Remodeling the U.S. House:

Republican Control of the U.S. House of Representatives

Douglas L. Koopman

Calvin College

December 1999

Remodeling the U.S. House - Koopman 1

Summary : This new book, Remodeling the U.S. House: Republican Control of the House of

Representatives will be ready for the publisher in May 2001. It will present a theoretically distinct, timely, and thorough look at the changes Republicans have wrought in the U.S. House of

Representatives since their taking control after the elections of 1994. Theoretically distinct, because it will place the role and functions of the national legislature in a larger constitutional, political, and social context. Timely, because the 2000 elections will either mark the end of

Republican control of the House, or prove the GOP's successful transition to a "post-Gingrich" era. Thorough, because sufficient time will have passed to fairly evaluate Republican changes to, or preservation of, the institutions and processes of the House since the GOP took the majority in

1994.

The title's inclusion of the word model has an intentional double meaning. The first implies a need to develop a better analytical model of the role of the legislature in the national governmental system based on the views and actions of Republicans. The second meaning implies that Republican control changed but did not fundamentally restructure the U.S. House, much like remodeling a house is a middle way between demolishing and rebuilding it, or leaving it untouched.

A.

Rationale for the work

Subject matter : This book will be a comprehensive look at the changes made by Republicans in the institutions and processes of the Congress, focusing on the House but with some attention to support agencies and joint offices or functions with the Senate.

Distinctiveness : There have been a number of scholarly books that consider to some extent changes made by Republicans to the House. In the first years of the Republican House, scholars were busy simply identifying the new cast of characters, cataloging the numerous institutional and procedural changes, and providing short-term comparisons to previous Democratic rules and practices (Bader 1996; Gimpel 1996, Fenno 1997; Loomis 1996, 1998; Sinclair 1997). These changes are now starting to be put in a broader context (Moen and Copeland 1999, Rae and

Campbell 1999, Wiesberg and Patterson 1998, Barnett 1999). More popular books written soon after the Republican takeover generally overestimated the power of Republicans to change the institution and the political culture of Washington (Balz and Brownstein 1996, Gingrich 1995).

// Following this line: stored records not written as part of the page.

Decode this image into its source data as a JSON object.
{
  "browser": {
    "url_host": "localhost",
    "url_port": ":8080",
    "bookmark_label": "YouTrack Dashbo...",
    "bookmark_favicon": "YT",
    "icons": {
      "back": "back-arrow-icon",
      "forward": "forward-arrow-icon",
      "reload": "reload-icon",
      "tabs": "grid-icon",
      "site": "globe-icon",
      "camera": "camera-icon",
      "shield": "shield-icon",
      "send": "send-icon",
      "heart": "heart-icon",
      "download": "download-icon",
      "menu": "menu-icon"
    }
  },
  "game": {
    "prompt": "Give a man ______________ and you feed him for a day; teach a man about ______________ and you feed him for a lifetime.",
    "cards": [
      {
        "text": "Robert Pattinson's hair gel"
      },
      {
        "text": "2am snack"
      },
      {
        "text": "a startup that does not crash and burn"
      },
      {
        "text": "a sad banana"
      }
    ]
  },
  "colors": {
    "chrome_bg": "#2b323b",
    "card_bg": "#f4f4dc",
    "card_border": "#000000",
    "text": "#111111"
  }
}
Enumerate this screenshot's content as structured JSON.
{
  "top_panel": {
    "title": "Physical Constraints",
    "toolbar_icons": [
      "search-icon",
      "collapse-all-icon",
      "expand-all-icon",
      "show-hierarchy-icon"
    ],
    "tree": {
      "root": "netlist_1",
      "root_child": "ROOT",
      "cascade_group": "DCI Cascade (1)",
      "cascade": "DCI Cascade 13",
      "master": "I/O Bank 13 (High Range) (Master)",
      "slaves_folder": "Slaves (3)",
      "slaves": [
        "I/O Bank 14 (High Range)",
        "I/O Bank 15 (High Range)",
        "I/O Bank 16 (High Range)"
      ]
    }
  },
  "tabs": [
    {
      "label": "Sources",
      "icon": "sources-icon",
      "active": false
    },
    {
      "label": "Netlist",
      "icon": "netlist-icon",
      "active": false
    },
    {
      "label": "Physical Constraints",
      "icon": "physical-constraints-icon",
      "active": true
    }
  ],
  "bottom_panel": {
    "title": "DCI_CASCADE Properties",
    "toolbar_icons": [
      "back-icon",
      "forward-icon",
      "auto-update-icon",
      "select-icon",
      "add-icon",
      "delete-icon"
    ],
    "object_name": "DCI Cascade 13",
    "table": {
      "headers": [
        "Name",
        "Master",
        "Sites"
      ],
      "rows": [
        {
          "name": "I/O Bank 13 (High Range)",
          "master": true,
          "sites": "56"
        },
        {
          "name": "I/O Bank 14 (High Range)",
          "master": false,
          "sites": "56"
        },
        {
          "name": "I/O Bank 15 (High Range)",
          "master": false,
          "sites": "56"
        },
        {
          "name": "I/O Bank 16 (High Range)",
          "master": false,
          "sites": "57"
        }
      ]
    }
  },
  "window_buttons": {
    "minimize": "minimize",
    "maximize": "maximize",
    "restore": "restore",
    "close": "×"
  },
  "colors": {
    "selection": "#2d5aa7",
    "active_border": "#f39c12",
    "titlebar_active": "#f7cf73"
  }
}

There are several limitations to the current literature. First, the current literature usually contains hidden or at least unclear assumptions that conform to a particular view of the House as it developed under Democratic control from 1954 to 1994. To the extent that Republicans have different but equally legitimate views of the role and functions of Congress, current literature does not do them justice. Remodeling the U.S. House will present an argument by which these hidden assumptions are made explicit and therefore part of the analysis of Congress. Second, many of these works emphasize one or a few aspects of congressional reform, and all of them overlook important institutional management changes that were a critical part of the Republican agenda as the party took control of the House in 1995. Remodeling the U.S. House will include detail on these changes.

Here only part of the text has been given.